Dalam semangat tersebut,
Indonesia dapat mengambil pelajaran dari negara seperti Jepang yang berhasil
melakukan reformasi pendidikan secara menyeluruh pasca Perang Dunia II. Salah
satu kisah inspiratif datang dari Kaisar Hirohito yang lebih memilih mencari
guru, bukan dokter atau insinyur, untuk membangun kembali negaranya.
Menurutnya, kekalahan
Jepang dalam perang disebabkan oleh sistem pendidikan yang gagal membentuk
sumber daya manusia berkualitas. Langkah konkret dilakukan pada 15 September
1945 dengan diterbitkannya "Pedoman Kebijakan Pendidikan untuk
Pengembangan Jepang Baru" yang memuat 11 aturan penting, mulai dari revisi
kurikulum, penghapusan pelajaran bermuatan militerisme, hingga perombakan
Kementerian Pendidikan.
Menurut Susy Ong dalam Post-World
War II Education Reform in Japan (2020), reformasi tersebut bertujuan untuk
mengubah mental masyarakat yang sebelumnya egois, pasif, dan kurang cerdas
akibat propaganda perang. Reformasi ini melibatkan kerja sama dengan Amerika
Serikat, di mana kedua negara mempelajari sistem pendidikan dari berbagai
negara lain lalu menyesuaikannya dengan kebutuhan Jepang.
Fokus utamanya adalah
menghapus pengajaran ultra-nasionalisme dan menggantinya dengan pendidikan
berbasis ilmu pengetahuan, logika, serta penguatan tanggung jawab sosial.

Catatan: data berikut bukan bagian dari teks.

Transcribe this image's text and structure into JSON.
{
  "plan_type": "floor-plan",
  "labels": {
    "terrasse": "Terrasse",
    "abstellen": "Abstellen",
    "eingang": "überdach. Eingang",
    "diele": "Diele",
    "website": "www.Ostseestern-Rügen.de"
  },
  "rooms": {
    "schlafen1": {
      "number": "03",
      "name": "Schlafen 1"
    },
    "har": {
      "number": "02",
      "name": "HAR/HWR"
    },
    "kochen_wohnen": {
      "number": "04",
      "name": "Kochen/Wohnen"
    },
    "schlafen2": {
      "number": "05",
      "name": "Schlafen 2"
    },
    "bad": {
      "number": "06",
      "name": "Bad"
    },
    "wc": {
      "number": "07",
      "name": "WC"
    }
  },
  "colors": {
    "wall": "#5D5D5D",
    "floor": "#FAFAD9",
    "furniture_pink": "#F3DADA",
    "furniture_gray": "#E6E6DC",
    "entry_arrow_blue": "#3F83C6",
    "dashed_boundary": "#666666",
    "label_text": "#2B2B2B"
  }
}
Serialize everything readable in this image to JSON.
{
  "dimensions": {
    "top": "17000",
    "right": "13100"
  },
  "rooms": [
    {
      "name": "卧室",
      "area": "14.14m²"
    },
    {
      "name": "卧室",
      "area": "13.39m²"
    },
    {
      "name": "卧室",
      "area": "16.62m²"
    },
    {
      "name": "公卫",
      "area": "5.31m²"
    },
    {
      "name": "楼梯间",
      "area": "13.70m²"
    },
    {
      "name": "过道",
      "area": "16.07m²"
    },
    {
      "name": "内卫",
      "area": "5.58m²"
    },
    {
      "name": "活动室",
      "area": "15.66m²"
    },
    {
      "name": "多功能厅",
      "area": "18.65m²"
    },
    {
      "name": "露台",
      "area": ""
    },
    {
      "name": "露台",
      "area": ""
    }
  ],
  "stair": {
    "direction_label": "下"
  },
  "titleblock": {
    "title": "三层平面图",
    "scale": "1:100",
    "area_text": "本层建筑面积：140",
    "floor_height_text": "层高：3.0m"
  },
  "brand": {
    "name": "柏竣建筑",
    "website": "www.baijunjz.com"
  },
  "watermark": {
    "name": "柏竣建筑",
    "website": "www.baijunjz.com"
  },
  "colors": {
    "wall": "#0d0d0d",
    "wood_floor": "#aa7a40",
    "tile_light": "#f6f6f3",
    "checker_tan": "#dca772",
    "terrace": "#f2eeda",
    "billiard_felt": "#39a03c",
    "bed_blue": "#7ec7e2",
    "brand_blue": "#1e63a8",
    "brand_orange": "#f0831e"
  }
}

Sejarawan Benjamin Duke dalam The History of Modern Japanese Education
(2009) menyebut bahwa kurikulum baru Jepang menekankan nilai moral, ilmu
pengetahuan, kesetaraan, dan kewarganegaraan. Guru pun diwajibkan untuk
memiliki sertifikasi resmi dan menjalani pelatihan menyeluruh.
“Membangun kembali Jepang
melalui pendidikan untuk menghasilkan warga negara yang berilmu dengan
keterampilan kerja sehingga dapat hidup sejahtera. Agar rasa nasionalisme dan
rasa tanggung jawab sosial dapat tumbuh dengan baik jika masyarakat hidup sejahtera,”
ujar Susy Ong.
Dalam waktu 10 hingga 20
tahun, reformasi ini membuahkan hasil. Jepang bangkit sebagai kekuatan ekonomi
dunia antara 1960–1990 dan sistem pendidikannya mendapat pujian global. Pelajar
Jepang dikenal unggul dalam bidang sains dan teknologi, serta memiliki karakter
yang kuat. Pelajaran berharga ini dapat diadopsi Indonesia, yakni dengan
memperkuat kurikulum berbasis sains, meninggalkan materi ultra-nasionalis yang
menyesatkan, serta memperhatikan kesejahteraan guru dan pekerja pendidikan.